Lozano, who died this week on March 29, 2004, also contributed to the National Museum of Mexican Art and the Benito Juarez Community Academy. No other article shows his creativity or ability to think outside the box better than an interview he gave to Chicago Daily News reporter Robert Billings in 1970.

What if he and fellow architect Fred Bernheim of Bernheim, Kahn and Associates came up with it, everyone lived underground?

Lozano saw beauty in a controlled environment, or an “air-conditioned paradise,” Billings said, that would be free of cars, smokestacks, dumps or dumps. Day and night would cease to exist. Whenever a person didn’t want a light, they just turned it off.

“[The architects] believe that the only way for man to escape his overcrowded, polluted, traffic-choked, poor, crime-ridden and tax-ridden cities is to build a new world beneath the surface of the earth,” wrote Billings. The two called their vision Inurbia.

In this new world, moving walks and escalators would help move people from one level to another, and everyone would “learn to walk again”, the architects said. The streets could be carpeted and the paths paved.

“Houses, shops, churches, schools, libraries and theaters would be virtually without walls and roofs,” the journalist described. “Sliding panels would open onto landscaped streets. Air curtains would provide a noise barrier. There would be no need for seasonal wardrobes because by living underground you make your own time.

Meanwhile, back on the surface, the land could regain its natural beauty, Billings explained.

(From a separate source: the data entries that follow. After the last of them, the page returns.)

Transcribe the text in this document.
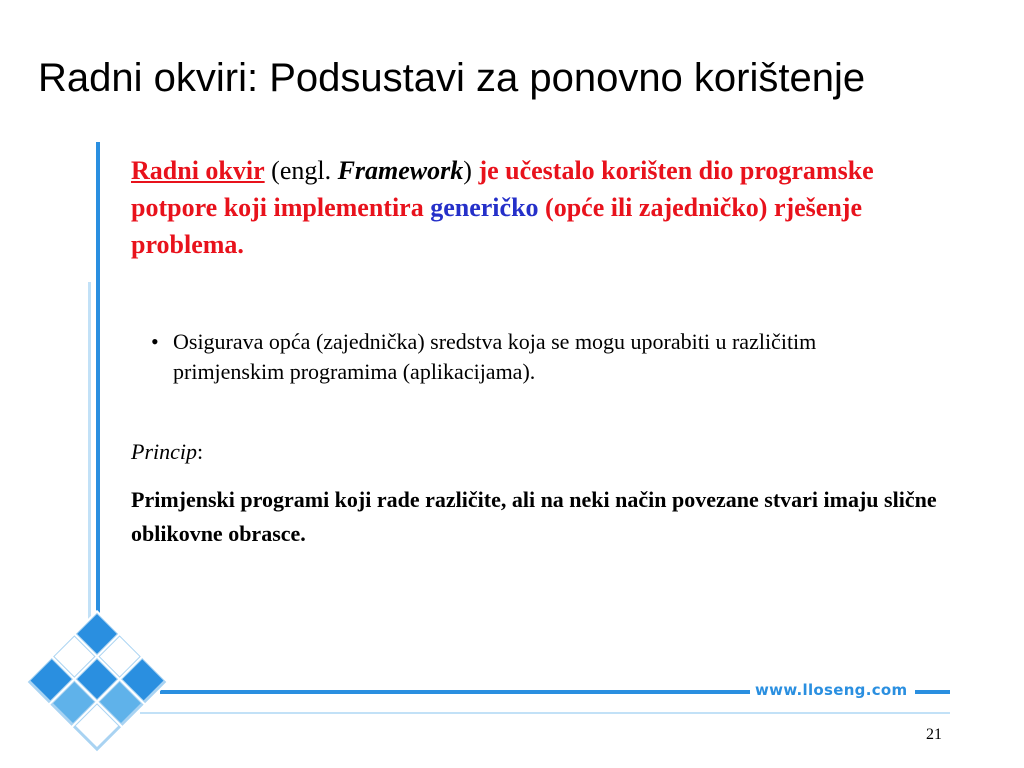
Radni okviri: Podsustavi za ponovno korištenje

Radni okvir (engl. Framework) je učestalo korišten dio programske potpore koji implementira generičko (opće ili zajedničko) rješenje problema.

• Osigurava opća (zajednička) sredstva koja se mogu uporabiti u različitim primjenskim programima (aplikacijama).

Princip:

Primjenski programi koji rade različite, ali na neki način povezane stvari imaju slične oblikovne obrasce.

www.lloseng.com
21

With everyone living underground, the earth could become “one vast natural park for the cave dwellers of the future to let off steam.”

“There are so many advantages to living underground,” Lozano told Billings. ” It’s inevitable. Why live elsewhere?

The very idea of ​​living underground came when the company was consulted on developing air rights after the railroad tracks east of Michigan Avenue, Bernheim explained. Instead of sealing off the decaying parts of the city, the two thought of descending instead.

The idea probably left a lot of people shaking their heads, but people have already moved between air-conditioned and controlled environments from their offices to trains to their homes, the two architects said. Plans to build underground malls were under discussion (and still exist today).

“Everyone thinks we’re crazy,” Lozano said. “That’s how we know we’re right.”